Highlights from risk analysis of information security at a local GP office
At the beginning of 2003 a risk analysis of the information security at a GP
office connected to a regional health care network was performed. A team
consisting of representatives from NST, the GP office and the regional
healthcare network carried out the risk analysis. The presentation will focus on
important issues revealed during the risk analysis.
The GP office where the risk analysis was performed is of medium size. Six doctors and five secretaries work at the office, which is responsible for primary health care treatment of approximately 10.000 patients. The office uses an electronic health care record system that covers approximately all needs with respect to documentation of the patient treatment, including booking. The office receives electronic reports and laboratory results from hospitals. Some telemedicine consultation services are also used by the doctors. The electronic health care record system also serves some small remote branch offices that are connected to the offices local network via the regional health care network. The technical support of the local network and the information system at the GP office is outsourced. The legal framework for security in the health care sector, and the appurtenant security requirements, will be briefly presented. In order to comply with the Norwegian Personal Data Act all enterprises that perform processing of personal data which form part of or are intended to form part of a personal data filing system are obliged to document a control system for information security. This is a challenge for the GP offices, and as part of the risk analysis an example of such a control system was made.

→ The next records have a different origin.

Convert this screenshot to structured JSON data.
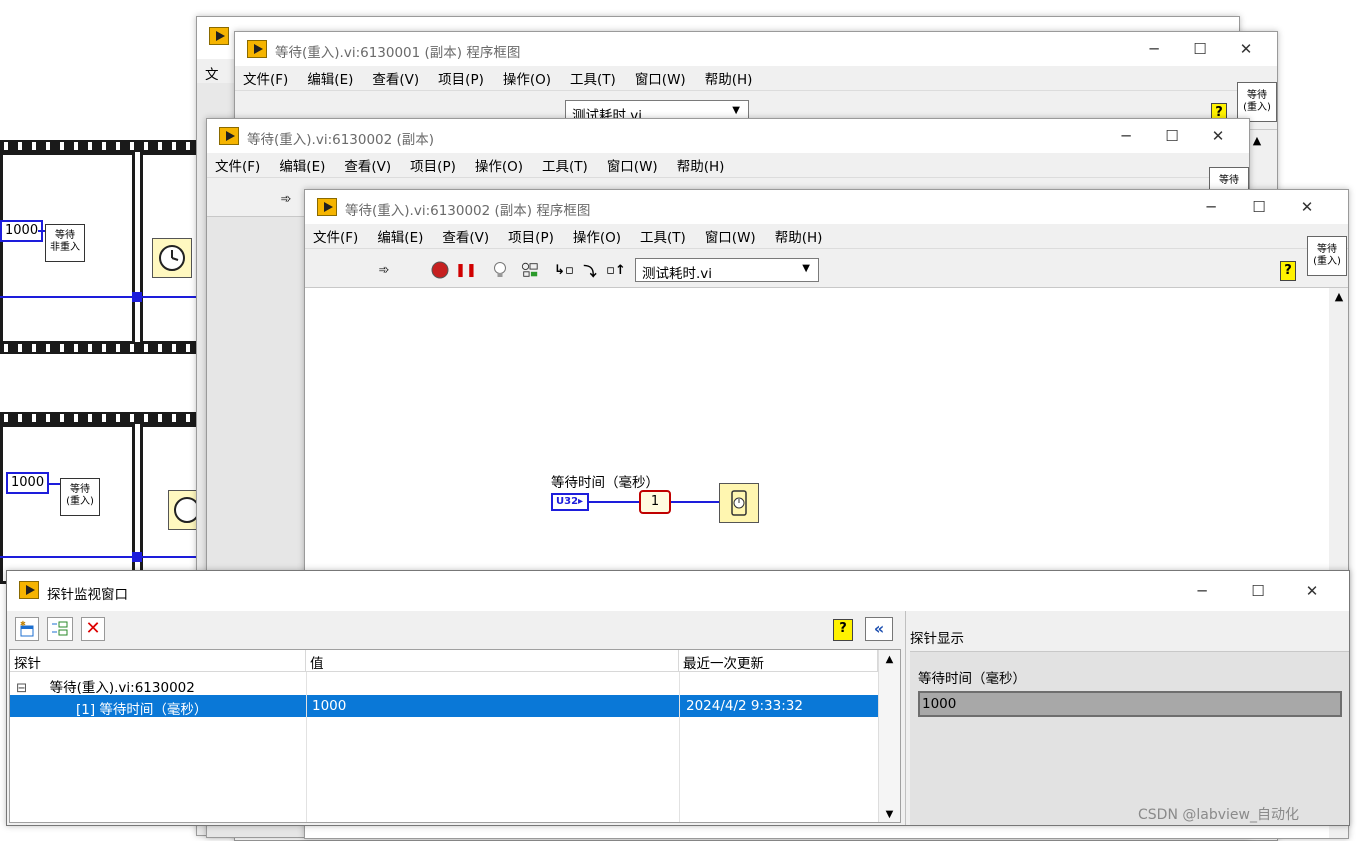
{
  "windows": {
    "back": {
      "title": "等待(重入).vi:6130001 (副本) 程序框图",
      "menu_first": "文件"
    },
    "middle": {
      "title": "等待(重入).vi:6130002 (副本)"
    },
    "front": {
      "title": "等待(重入).vi:6130002 (副本) 程序框图"
    }
  },
  "menu": [
    "文件(F)",
    "编辑(E)",
    "查看(V)",
    "项目(P)",
    "操作(O)",
    "工具(T)",
    "窗口(W)",
    "帮助(H)"
  ],
  "toolbar": {
    "vi_selector": "测试耗时.vi"
  },
  "connector_pane": {
    "line1": "等待",
    "line2": "(重入)"
  },
  "left_diagram": {
    "const_top": "1000",
    "const_bottom": "1000",
    "subvi_top_line1": "等待",
    "subvi_top_line2": "非重入",
    "subvi_bottom_line1": "等待",
    "subvi_bottom_line2": "(重入)"
  },
  "diagram": {
    "control_label": "等待时间（毫秒）",
    "control_type": "U32",
    "probe_number": "1"
  },
  "probe_window": {
    "title": "探针监视窗口",
    "columns": [
      "探针",
      "值",
      "最近一次更新"
    ],
    "group_row": {
      "toggle": "⊟",
      "label": "等待(重入).vi:6130002"
    },
    "selected_row": {
      "probe": "[1] 等待时间（毫秒）",
      "value": "1000",
      "updated": "2024/4/2 9:33:32"
    },
    "display_panel": {
      "title": "探针显示",
      "label": "等待时间（毫秒）",
      "value": "1000"
    }
  },
  "watermark": "CSDN @labview_自动化",
  "colors": {
    "accent_blue": "#0a78d7",
    "wire_blue": "#1d1ddb",
    "probe_red": "#c00000",
    "lv_yellow": "#f5b400"
  }
}
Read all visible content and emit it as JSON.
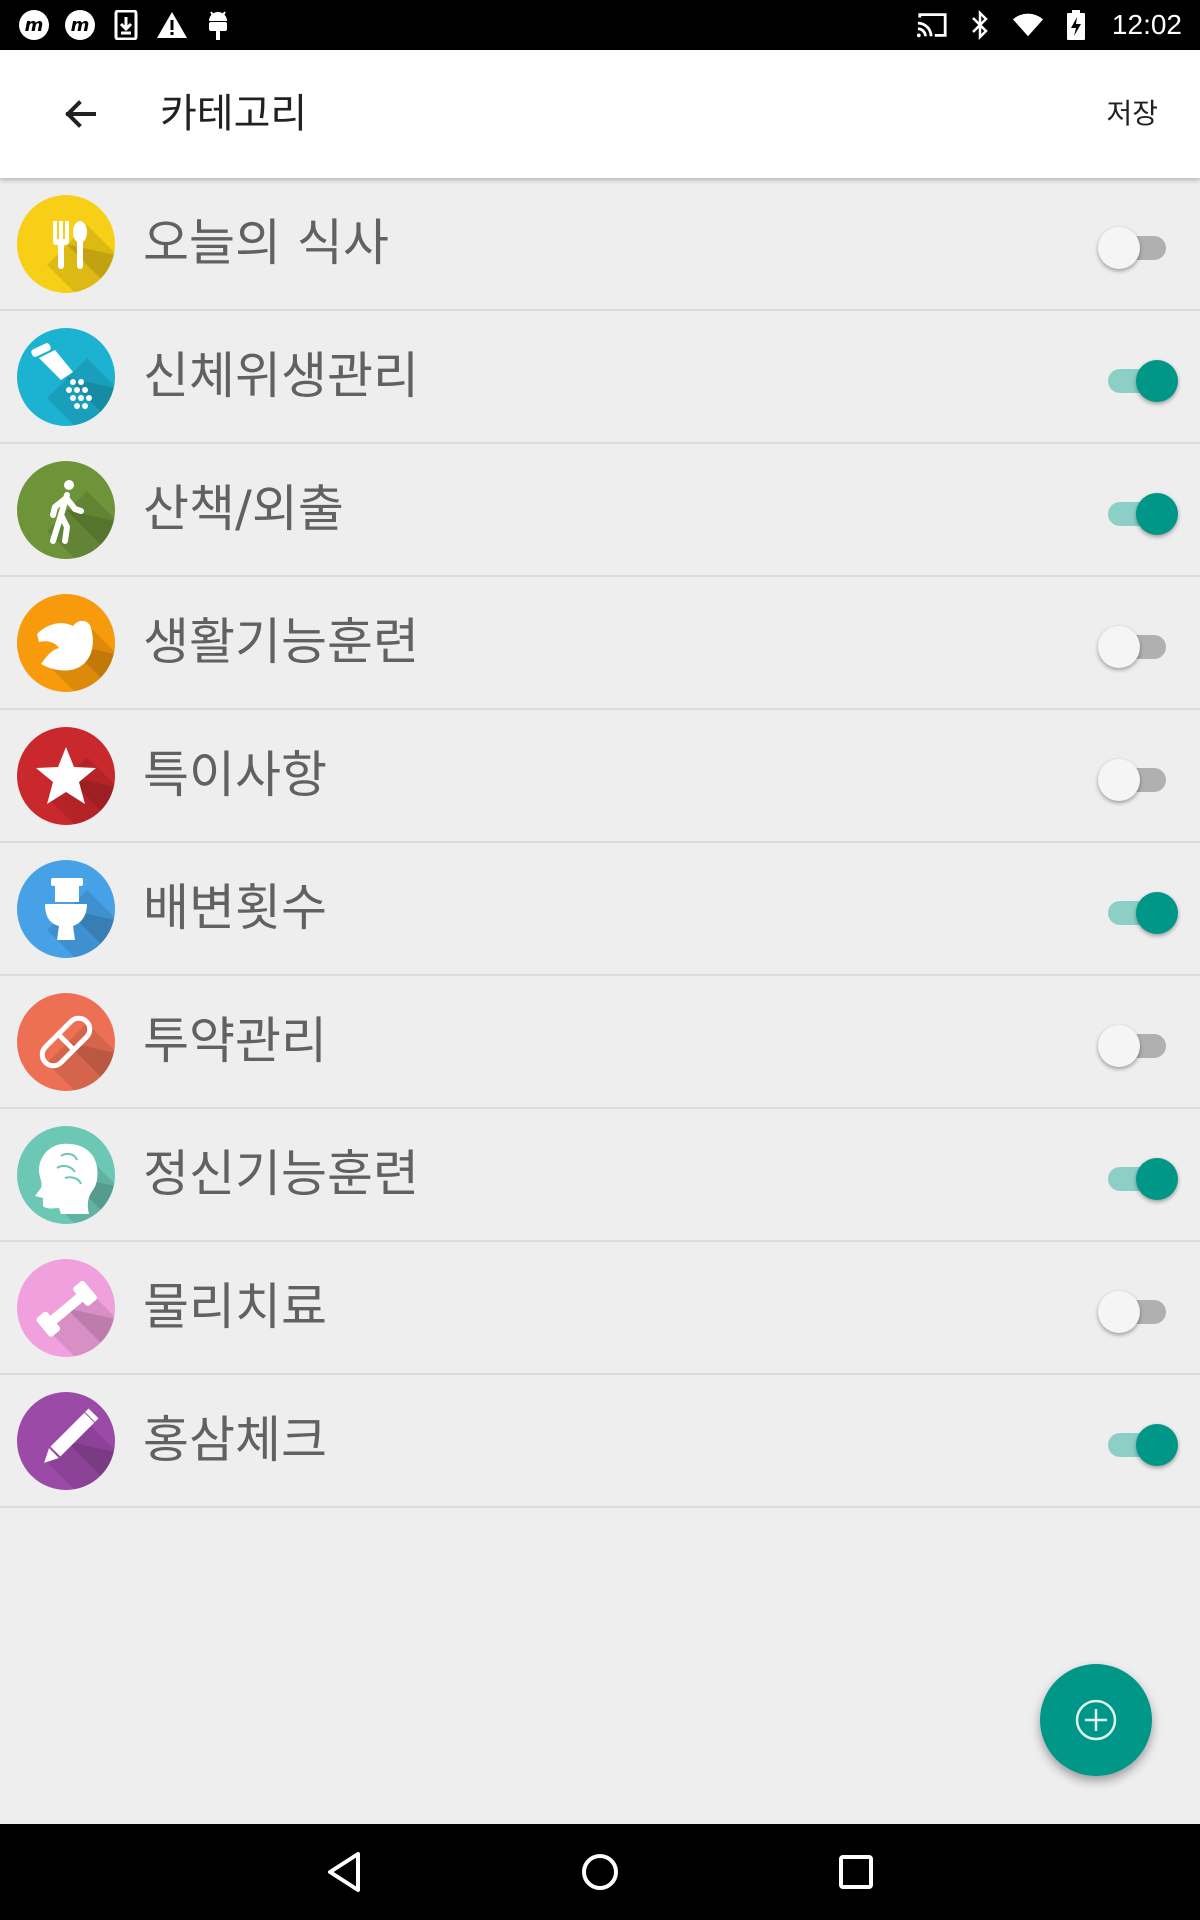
{
  "status_bar": {
    "time": "12:02",
    "left_icons": [
      "m-notification-icon",
      "m-app-icon",
      "download-icon",
      "warning-icon",
      "android-icon"
    ],
    "right_icons": [
      "cast-icon",
      "bluetooth-icon",
      "wifi-icon",
      "battery-charging-icon"
    ]
  },
  "app_bar": {
    "back_icon": "arrow-back-icon",
    "title": "카테고리",
    "save_label": "저장"
  },
  "categories": [
    {
      "label": "오늘의 식사",
      "icon": "utensils-icon",
      "color": "#f6cf16",
      "enabled": false
    },
    {
      "label": "신체위생관리",
      "icon": "shower-icon",
      "color": "#1cb2d1",
      "enabled": true
    },
    {
      "label": "산책/외출",
      "icon": "walking-person-icon",
      "color": "#6e943a",
      "enabled": true
    },
    {
      "label": "생활기능훈련",
      "icon": "muscle-arm-icon",
      "color": "#f79a0c",
      "enabled": false
    },
    {
      "label": "특이사항",
      "icon": "star-icon",
      "color": "#c9282d",
      "enabled": false
    },
    {
      "label": "배변횟수",
      "icon": "toilet-icon",
      "color": "#47a1e6",
      "enabled": true
    },
    {
      "label": "투약관리",
      "icon": "pill-icon",
      "color": "#ed7055",
      "enabled": false
    },
    {
      "label": "정신기능훈련",
      "icon": "brain-head-icon",
      "color": "#6dc7b5",
      "enabled": true
    },
    {
      "label": "물리치료",
      "icon": "dumbbell-icon",
      "color": "#f0a0dc",
      "enabled": false
    },
    {
      "label": "홍삼체크",
      "icon": "pencil-icon",
      "color": "#9c4aa8",
      "enabled": true
    }
  ],
  "fab": {
    "icon": "add-circle-icon",
    "color": "#009688"
  },
  "nav_bar": {
    "back_icon": "nav-back-icon",
    "home_icon": "nav-home-icon",
    "recents_icon": "nav-recents-icon"
  },
  "colors": {
    "accent": "#009688",
    "switch_track_on": "#8ccfc7",
    "switch_track_off": "#b0b0b0",
    "background": "#eeeeee"
  }
}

The main structure of the control system for security will be presented. Finally, examples of typical security threats towards GP offices connected to a regional (or national) health care network will be presented. This includes examples of threats related to giving the users Internet and e- mail access from the same computer as they access the electronic health care record system, examples of threats related to web-based telemedicine services, examples of threats related to intrusion from other customers/actors in the regional health care network or from Internet.
The presentation will also give examples of important organisational and awareness issues related to information security.